Призрак снова сделал шаг. Паника ледяной волной поднялась от желудка к горлу. Демьян вскочил на ноги, пошатнувшись. Он схватил со стола первое, что попалось под руку – тяжелую глиняную кружку.

– Не подходи! Убирайся, нечисть! Во имя Отца и Сына!

Он замахнулся и со всей силы швырнул кружку в призрака. Она пролетела прямо сквозь мерцающую фигуру, не встретив никакого сопротивления, и с оглушительным звоном разбилась о стену. Осколки веером разлетелись по полу. Призрак даже не шелохнулся.

– Боже… – прошептал Демьян, отступая к стене, пока не уперся в нее спиной. Бежать было некуда.

Сынок мой… – шепот Прохора стал настойчивее, в нем зазвучали умоляющие ноты. Павло… Он тут, на Москалевке… Сапожник он… Павло Кравченко… Угол Рыбной и Кузнечной… маленькая мастерская в подвале…

Призрак говорил, а перед глазами Демьяна проносились обрывки чужой жизни: мозолистые руки, сжимающие колодку, запах кожи и вара, тусклый свет лампы в сыром подвале. Он не просто слышал, он видел это.

– Замолчи… пожалуйста, замолчи…


Он думает, я все пропил… Думает, я его оставил ни с чем… А я ему копил… медной денежкой… гривенником… на сапоги новые… на жизнь…

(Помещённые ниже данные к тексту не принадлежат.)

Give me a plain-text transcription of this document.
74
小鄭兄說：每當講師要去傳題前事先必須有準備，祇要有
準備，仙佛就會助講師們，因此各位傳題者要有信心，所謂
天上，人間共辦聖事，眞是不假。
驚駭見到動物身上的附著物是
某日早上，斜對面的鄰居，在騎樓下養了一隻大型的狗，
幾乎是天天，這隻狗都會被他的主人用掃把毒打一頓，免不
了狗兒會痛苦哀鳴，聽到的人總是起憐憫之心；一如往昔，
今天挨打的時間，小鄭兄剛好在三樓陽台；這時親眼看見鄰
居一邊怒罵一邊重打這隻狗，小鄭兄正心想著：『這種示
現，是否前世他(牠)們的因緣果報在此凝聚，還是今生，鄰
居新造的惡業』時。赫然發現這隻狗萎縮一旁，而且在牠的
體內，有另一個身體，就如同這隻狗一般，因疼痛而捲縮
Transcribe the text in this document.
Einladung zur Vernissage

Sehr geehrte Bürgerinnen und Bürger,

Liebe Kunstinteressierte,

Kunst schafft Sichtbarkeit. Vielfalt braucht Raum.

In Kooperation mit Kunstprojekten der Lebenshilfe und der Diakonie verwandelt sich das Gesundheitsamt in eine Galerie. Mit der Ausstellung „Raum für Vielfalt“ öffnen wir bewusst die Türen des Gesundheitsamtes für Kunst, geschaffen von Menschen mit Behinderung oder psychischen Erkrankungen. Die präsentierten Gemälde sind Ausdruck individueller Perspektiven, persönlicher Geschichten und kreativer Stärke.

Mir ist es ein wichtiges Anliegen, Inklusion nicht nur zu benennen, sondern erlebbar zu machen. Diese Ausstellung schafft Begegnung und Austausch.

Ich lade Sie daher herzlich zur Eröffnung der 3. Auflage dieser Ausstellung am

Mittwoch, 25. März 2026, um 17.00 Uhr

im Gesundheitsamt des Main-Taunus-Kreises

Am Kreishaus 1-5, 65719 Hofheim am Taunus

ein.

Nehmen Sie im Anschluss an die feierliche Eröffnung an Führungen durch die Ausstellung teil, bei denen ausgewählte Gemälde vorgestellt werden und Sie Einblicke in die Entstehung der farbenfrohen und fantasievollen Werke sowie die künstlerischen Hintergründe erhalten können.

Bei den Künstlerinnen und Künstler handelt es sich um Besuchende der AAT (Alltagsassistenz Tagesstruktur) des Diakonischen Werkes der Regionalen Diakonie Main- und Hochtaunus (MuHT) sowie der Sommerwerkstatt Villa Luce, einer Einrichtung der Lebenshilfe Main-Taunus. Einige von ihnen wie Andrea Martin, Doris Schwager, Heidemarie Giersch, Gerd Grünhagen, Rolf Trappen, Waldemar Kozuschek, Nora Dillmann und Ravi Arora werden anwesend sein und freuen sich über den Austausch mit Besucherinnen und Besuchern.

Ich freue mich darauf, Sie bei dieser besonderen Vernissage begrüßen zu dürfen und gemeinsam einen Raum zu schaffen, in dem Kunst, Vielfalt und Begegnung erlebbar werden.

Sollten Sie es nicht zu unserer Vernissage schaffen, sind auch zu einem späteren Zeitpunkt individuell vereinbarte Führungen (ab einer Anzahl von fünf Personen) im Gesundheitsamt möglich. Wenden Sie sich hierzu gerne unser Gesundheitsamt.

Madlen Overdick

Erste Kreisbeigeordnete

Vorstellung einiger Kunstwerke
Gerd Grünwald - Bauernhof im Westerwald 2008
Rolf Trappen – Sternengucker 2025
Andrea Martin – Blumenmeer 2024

Боль. Чужая, отцовская боль хлынула в сознание Демьяна. Боль старика, который всю свою нищую, унизительную жизнь цеплялся за одну-единственную мысль – помочь сыну, который стыдился его.

– Что мне до твоего сына?! – взвыл Демьян, сползая по стене. Он закрыл уши ладонями, но это не помогало. Голос звучал внутри. – Я с ума схожу! Ты – мой бред! Моя болезнь!

Под моей лежанкой… у церкви… Камень шаткий в паперти… Третий от угла… Под ним… Тряпица… а в ней – все, что есть… Все, что было… – шепот становился слабее, будто таял. Фигура Прохора начала истончаться, терять очертания. Скажи ему… Прошу… Кузнец… Не дай сыну проклинать отца… Скажи… что я…

Голос оборвался. Силуэт еще мгновение мерцал в полумраке и растворился, оставив после себя лишь запах сырости и щемящую тоску.

Демьян сидел на полу посреди осколков, дрожа всем телом. Он был один. Снова один. Но тишина была обманчива. Теперь он знал, что она лжет. Она была наполнена словами мертвого старика. Адресом. Именем. Описанием тайника.

Детали. Слишком много проклятых, четких деталей для простого бреда.

Он лежал на холодном полу до самого утра, глядя в темноту невидящими глазами. Он оказался перед выбором, который был страшнее любой боли, страшнее смерти. Первый путь – поверить доктору. Счесть все это горячкой, последствием удара. Запереться, отгородиться, ждать, пока безумие либо пройдет, либо поглотит его целиком. Второй путь – поверить призраку. Пойти на угол Рыбной и Кузнечной, найти сапожника по имени Павло и передать ему весть из могилы.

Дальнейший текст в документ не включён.